When I did my 55, I used all 630 film caps in the power supply since originals were paper. They will hold up better and last longer than electrolytics. Just a recommendation.

https://www.tubesandmore.com/products/ca...ylene-fast

http://www.atwaterkent.info/TechData/akS...ex.html#55
#10

Ordered one of the interstage audio transformers.  Thanks, radioroslyn.
#11

tbone, been using film caps for all filter caps except in my 14.  I'll see how that one holds up. thanks for the AK link!
#12

It's only logical that a 25 cycle set would have more filtering, instead of a 120 cycle ripple you would have a 50 cycle ripple. In Canada 25 cycle power grids were quite common, including in the area I reside now, with most manufacturers they had 60 cycle and 25 cycle versions, except for Rogers which seems to have used 25 cycle capable chassis in everything, unless the set had a clock or had motorized tuning. That was typically what they did, they either added larger, or extra filter caps, or added extra filter chokes, I guess Rogers dispensed with that to reduce parts inventories and worked via economies of scale since they knew that 25 cycle radios would work fine on 60 anyhow. There is one advantage to having a 25 cycle transformer, they have larger cores, and more iron, so they run cool even on 120 volts.
Regards
Arran
#13

Glad to send the link. I find that site helpful.

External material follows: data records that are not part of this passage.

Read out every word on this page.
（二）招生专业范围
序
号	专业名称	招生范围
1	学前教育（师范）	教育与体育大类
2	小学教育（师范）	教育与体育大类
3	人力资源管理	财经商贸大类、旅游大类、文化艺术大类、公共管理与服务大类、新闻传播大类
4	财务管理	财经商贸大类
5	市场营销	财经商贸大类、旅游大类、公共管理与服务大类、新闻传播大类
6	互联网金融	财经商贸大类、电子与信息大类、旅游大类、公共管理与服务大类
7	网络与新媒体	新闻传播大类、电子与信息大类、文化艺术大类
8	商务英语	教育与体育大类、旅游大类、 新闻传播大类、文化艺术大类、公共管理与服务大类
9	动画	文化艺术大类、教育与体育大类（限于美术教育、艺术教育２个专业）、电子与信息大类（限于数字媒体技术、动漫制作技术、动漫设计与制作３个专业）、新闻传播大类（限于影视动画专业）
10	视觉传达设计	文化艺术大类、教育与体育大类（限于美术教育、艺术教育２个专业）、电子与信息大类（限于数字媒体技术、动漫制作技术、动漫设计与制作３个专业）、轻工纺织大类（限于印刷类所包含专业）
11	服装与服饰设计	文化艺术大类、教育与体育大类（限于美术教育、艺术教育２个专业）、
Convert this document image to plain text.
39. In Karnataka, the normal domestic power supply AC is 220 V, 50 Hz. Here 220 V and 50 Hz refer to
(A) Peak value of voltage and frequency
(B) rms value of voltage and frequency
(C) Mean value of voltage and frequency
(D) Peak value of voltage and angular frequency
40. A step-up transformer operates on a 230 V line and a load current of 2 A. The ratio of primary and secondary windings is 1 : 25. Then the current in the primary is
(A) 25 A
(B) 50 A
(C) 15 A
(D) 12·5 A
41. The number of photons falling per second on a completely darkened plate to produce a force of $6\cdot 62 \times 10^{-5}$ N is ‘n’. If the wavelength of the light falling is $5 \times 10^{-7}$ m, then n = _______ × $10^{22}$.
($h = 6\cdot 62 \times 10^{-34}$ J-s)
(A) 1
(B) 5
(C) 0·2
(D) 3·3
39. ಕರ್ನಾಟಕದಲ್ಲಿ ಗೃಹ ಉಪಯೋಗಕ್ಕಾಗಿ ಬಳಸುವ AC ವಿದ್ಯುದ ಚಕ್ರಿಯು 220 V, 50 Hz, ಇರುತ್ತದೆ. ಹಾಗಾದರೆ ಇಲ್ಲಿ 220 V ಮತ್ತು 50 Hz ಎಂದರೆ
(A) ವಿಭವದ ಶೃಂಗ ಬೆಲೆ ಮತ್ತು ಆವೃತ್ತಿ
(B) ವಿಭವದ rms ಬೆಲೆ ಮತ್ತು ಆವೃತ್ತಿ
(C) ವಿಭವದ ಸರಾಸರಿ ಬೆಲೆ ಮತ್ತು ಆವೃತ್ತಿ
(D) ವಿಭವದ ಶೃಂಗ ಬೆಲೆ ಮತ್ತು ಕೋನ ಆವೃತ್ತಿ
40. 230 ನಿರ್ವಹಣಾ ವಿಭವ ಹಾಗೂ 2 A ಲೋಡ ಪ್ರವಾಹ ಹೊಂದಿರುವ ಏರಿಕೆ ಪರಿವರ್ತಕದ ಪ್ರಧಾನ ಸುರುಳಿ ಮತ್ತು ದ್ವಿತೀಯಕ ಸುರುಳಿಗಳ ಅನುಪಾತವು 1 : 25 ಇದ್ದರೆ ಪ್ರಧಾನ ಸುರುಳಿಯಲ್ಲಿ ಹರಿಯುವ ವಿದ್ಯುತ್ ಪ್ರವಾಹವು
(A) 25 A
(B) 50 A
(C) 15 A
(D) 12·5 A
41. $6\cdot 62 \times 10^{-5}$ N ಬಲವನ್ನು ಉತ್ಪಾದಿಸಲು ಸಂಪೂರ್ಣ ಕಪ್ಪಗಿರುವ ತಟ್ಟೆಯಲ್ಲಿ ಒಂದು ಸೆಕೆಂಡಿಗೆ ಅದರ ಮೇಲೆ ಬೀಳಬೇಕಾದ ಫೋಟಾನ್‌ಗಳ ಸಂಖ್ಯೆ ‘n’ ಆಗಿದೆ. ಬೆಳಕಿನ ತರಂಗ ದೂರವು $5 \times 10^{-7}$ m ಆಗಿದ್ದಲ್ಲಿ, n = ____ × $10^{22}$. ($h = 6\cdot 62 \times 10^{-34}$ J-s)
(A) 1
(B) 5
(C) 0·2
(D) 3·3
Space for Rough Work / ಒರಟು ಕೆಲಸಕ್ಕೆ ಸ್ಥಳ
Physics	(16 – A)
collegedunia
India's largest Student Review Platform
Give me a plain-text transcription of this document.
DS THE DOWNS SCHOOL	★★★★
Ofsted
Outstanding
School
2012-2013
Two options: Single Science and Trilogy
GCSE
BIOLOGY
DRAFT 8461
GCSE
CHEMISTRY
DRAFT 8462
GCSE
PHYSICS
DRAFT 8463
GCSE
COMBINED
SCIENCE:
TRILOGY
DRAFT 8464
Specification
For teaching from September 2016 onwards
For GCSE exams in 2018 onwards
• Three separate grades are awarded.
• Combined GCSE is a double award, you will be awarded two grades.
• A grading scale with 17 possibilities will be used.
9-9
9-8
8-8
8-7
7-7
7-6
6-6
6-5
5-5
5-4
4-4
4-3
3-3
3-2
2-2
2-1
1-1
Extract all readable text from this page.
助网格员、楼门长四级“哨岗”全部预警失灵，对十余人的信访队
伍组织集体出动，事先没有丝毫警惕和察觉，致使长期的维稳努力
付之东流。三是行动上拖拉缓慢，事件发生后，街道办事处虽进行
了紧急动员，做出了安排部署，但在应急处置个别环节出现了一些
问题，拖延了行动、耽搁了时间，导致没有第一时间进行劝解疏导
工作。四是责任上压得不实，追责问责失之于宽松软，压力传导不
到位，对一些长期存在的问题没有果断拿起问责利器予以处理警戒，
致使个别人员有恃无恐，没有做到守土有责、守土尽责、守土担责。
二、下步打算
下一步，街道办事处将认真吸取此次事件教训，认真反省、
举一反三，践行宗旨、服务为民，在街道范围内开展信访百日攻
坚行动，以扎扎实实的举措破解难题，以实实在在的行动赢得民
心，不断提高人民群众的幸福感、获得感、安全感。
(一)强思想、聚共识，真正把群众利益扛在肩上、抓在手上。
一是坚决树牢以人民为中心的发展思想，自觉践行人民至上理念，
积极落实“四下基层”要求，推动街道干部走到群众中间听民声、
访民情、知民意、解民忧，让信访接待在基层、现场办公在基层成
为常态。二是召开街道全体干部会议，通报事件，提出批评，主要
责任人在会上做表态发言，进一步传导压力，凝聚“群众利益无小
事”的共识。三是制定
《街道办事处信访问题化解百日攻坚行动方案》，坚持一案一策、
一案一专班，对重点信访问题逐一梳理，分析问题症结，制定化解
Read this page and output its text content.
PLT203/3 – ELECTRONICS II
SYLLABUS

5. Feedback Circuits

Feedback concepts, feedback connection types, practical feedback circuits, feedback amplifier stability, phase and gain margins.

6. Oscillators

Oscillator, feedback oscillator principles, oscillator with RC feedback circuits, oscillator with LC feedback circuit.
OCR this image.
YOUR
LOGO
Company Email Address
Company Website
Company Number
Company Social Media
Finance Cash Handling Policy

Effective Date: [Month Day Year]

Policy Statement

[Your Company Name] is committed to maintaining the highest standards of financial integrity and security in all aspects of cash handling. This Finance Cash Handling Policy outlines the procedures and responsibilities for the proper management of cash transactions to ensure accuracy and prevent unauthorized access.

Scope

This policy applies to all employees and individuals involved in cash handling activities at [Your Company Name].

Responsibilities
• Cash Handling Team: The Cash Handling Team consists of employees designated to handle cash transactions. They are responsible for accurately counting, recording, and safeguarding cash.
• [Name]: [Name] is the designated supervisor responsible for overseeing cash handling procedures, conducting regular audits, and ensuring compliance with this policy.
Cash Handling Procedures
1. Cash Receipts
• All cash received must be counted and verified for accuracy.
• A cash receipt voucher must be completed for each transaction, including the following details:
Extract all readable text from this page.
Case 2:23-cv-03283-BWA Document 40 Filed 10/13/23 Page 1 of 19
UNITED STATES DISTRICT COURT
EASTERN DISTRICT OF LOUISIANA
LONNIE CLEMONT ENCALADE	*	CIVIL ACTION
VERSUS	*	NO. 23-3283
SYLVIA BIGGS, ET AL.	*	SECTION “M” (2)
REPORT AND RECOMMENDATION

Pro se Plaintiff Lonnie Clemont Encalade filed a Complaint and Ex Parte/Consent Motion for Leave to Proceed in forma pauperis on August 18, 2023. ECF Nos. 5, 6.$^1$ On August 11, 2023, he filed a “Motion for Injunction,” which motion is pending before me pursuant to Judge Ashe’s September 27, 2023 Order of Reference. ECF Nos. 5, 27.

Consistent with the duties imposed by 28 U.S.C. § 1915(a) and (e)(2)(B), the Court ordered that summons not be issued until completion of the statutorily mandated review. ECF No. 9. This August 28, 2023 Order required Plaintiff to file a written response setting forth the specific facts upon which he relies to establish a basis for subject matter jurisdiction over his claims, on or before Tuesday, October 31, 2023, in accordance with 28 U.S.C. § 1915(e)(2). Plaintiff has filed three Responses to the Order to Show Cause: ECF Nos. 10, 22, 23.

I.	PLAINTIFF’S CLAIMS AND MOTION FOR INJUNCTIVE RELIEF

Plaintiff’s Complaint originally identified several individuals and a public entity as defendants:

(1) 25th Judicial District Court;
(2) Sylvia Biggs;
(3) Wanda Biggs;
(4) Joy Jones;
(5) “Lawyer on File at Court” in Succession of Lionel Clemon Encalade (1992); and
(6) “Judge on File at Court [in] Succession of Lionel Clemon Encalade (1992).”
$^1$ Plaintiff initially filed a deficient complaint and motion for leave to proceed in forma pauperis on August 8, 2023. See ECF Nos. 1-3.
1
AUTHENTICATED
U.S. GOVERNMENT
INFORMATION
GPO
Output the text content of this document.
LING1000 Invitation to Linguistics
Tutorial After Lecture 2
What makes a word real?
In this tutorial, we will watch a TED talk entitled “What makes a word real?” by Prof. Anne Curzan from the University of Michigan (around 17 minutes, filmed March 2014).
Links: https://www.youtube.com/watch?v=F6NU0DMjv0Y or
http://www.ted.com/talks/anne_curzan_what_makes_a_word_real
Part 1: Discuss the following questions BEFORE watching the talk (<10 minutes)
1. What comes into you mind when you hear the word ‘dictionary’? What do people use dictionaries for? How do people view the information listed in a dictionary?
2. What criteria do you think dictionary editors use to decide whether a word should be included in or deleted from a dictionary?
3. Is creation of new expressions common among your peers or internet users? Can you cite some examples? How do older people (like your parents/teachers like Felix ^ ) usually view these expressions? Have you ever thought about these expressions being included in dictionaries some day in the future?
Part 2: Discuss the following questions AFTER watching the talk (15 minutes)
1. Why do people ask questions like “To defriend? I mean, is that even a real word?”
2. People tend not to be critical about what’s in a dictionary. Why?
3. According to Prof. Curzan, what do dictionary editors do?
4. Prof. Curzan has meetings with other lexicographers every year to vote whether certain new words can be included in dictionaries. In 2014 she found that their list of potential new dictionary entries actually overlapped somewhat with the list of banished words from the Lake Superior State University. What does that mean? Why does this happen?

As for the 25 cycle sets, I have seen a few collectors on the other forum with some really nice Rogers radios.
While we have nice sets in the states, I would make room for one of the Rogers consoles should one show up at the right time.
#14

I can't win with transformers!  I took all or the RF transofromers out so that i could clean up the chassis.  Measurements show that the 1st RF transformer (the one after the antenna transformer) has an open primary winding.  it should still work, but just not on the distant setting.  This coil is on the inside of the main tube so a bit more difficult to get out to rewind.  I may leave it until I know that the radio works good.

I got all of the rust cleaned up from the mouse urine.  took everything off and bead blasted it and painted.  It seems a shame to have to do that, but i guess you have to protect bare metal after rust removal.  It seems the plating is different on the AK than the Philco chassis.  More like some sort of nickel rather than cadmium.  Very thin plating that will peal off with light bead blasting.  I don't know if that is an excepted procedure to use, but it did clean it up nicely and quickly, making a nice base for painting.
#15

So far, not too impressed with AK.  the radio is up and running, but am having problems with the tuning caps.  The shafts for the movable gangs are worn and so will not stay centered between the stationary plates.  As a result, the 3 tuning caps do not track at all accross the dial and will not tune anything in on the lower end unless I physically push on the shaft to center the plates.  I presume the wear is a result of the side tension placed on the bearings by the belts that tie the 3 caps together.  Not sure what I'm going to do.  I'll dissassemble the caps to see if I can make new bushings to thighten things up a bit.

I haven't found any alignment instructions but it looks like the only way to adjust the 3 stages is to physically adjust the pulleys on each shaft for maximum signal.  Any ideas from experience would be appreciated!